Comparable Licence Agreements Not Decisive at Interim Stage
One of the defendants’ principal objections was that the plaintiffs had not produced comparable third-party licence agreements. The Court, however, distinguished between final FRAND adjudication and interim protective relief.
It observed that at the pro tem stage, the Court was not determining final royalty rates or conclusively deciding whether a particular offer was FRAND-compliant. Therefore, non-production of comparable licence agreements was not treated as fatal to the request for interim security. The absence of such agreements did not, by itself, prevent the Court from crafting a temporary balancing arrangement.
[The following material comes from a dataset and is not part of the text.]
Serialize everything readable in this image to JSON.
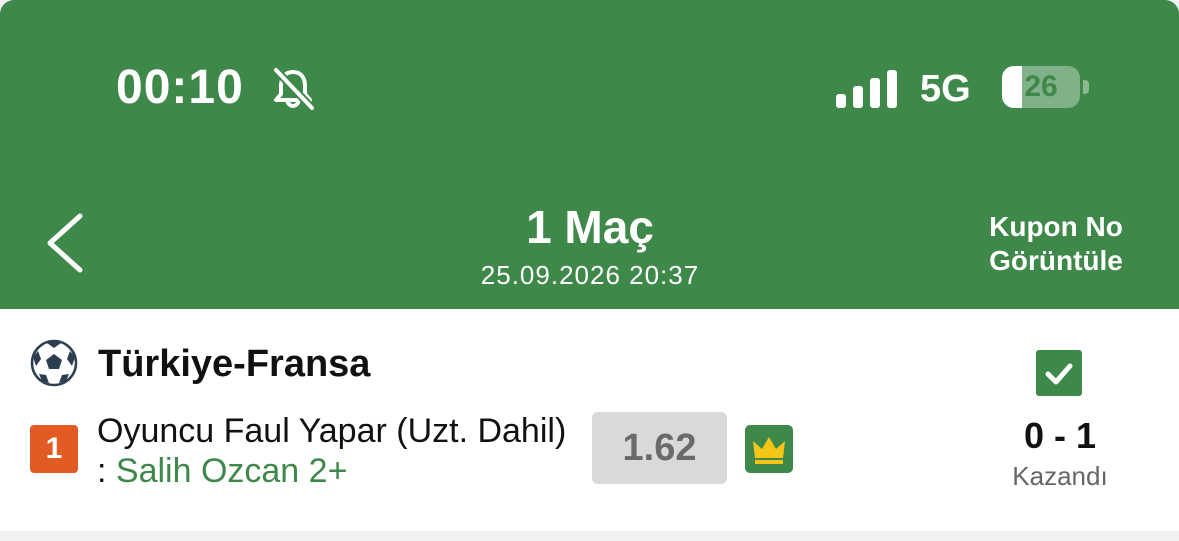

Commercial Advantage from Royalty-Free Use
The Court recognized that implementers who continue marketing standard-compliant products without paying royalties may gain substantial commercial advantages:
- improved cash flow,
- pricing flexibility,
- competitive edge over licensed competitors,
- ability to delay payment while continuing market expansion.
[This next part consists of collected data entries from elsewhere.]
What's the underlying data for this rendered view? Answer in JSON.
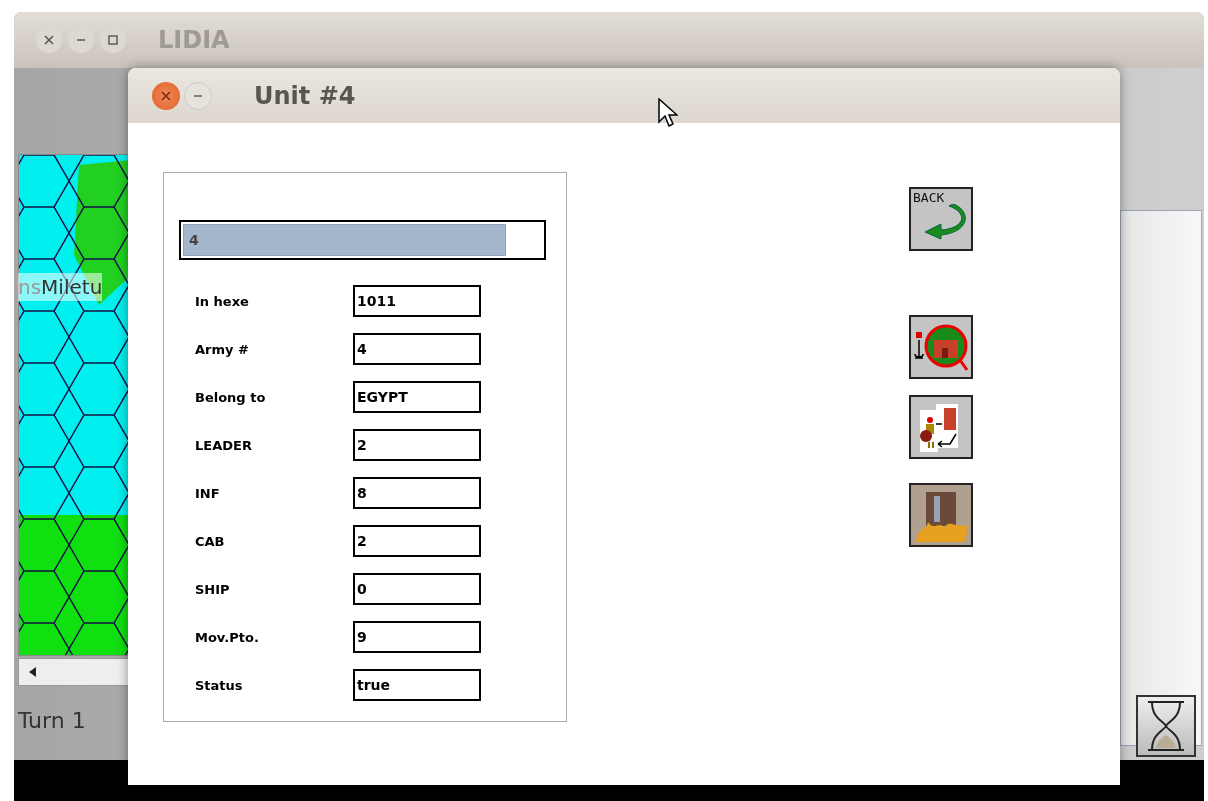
{
  "main_window": {
    "title": "LIDIA",
    "map_labels": [
      {
        "text": "ns",
        "faded": true
      },
      {
        "text": "Miletu",
        "faded": false
      }
    ],
    "turn": "Turn 1"
  },
  "dialog": {
    "title": "Unit #4",
    "progress": {
      "text": "4",
      "level": 0.89
    },
    "fields": [
      {
        "label": "In hexe",
        "value": "1011"
      },
      {
        "label": "Army #",
        "value": "4"
      },
      {
        "label": "Belong to",
        "value": "EGYPT"
      },
      {
        "label": "LEADER",
        "value": "2"
      },
      {
        "label": "INF",
        "value": "8"
      },
      {
        "label": "CAB",
        "value": "2"
      },
      {
        "label": "SHIP",
        "value": "0"
      },
      {
        "label": "Mov.Pto.",
        "value": "9"
      },
      {
        "label": "Status",
        "value": "true"
      }
    ],
    "tools": [
      {
        "kind": "back",
        "text": "BACK"
      },
      {
        "kind": "castle"
      },
      {
        "kind": "exchange"
      },
      {
        "kind": "fire"
      }
    ]
  }
}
Such advantage, in the Court’s view, could upset competitive neutrality in markets built on standardized technology ecosystems. Pro tem security was therefore viewed as a mechanism to restore interim balance rather than a premature determination of final liability.
Quantification of Interim Security
The Court did not wholly accept either side’s monetary position. Instead of adopting the plaintiffs’ claimed amount or the defendants’ counteroffer, it fashioned its own balancing formula.
The Court considered the Indian market share figure of 19.12% and applied it to the mean average of the plaintiffs’ second lump-sum offer and the defendants’ second counteroffer. Using this methodology, the Court quantified pro tem security at US$28.7 million, approximately ₹272 crore.
The defendants were directed to comply within six weeks either by:
- depositing the amount with the Registrar General of the Delhi High Court to be kept in an interest-bearing fixed deposit, or
- furnishing an unconditional bank guarantee of equivalent value from an Indian bank.
Clarification on Scope of the Order
The Court expressly clarified that the order:
- does not finally determine infringement,
- does not finally determine patent validity,
- does not conclusively determine essentiality,
- does not fix final FRAND royalty rates, and
- does not decide ultimate liability.
It is a temporary protective arrangement intended to preserve fairness and commercial balance during the pendency of litigation.
Implications of the Judgment
The ruling is significant for SEP litigation in India because it strengthens the principle that interim monetary balancing mechanisms may be ordered even before final trial where standardized patented technology continues to be commercially exploited.
It also reinforces that:
- FRAND obligations are reciprocal;
- implementers must actively engage and cannot rely on prolonged inaction;
- courts may adopt pragmatic valuation approaches for interim protection;
- absence of final FRAND determination does not automatically bar temporary security orders; and
- pro tem relief has become an important judicial tool in SEP disputes.
Conclusion
The Delhi High Court’s judgment represents an important development in Indian SEP jurisprudence. By directing approximately ₹272 crore in pro tem security, the Court has emphasized that while final questions of validity, infringement and FRAND rates may require detailed adjudication, commercial exploitation of standardized patented technology during prolonged disputes cannot remain economically consequence-free. The judgment underscores that FRAND is built on reciprocal conduct, and interim judicial balancing may be necessary where licensing disputes remain unresolved despite continued market use of the underlying technology.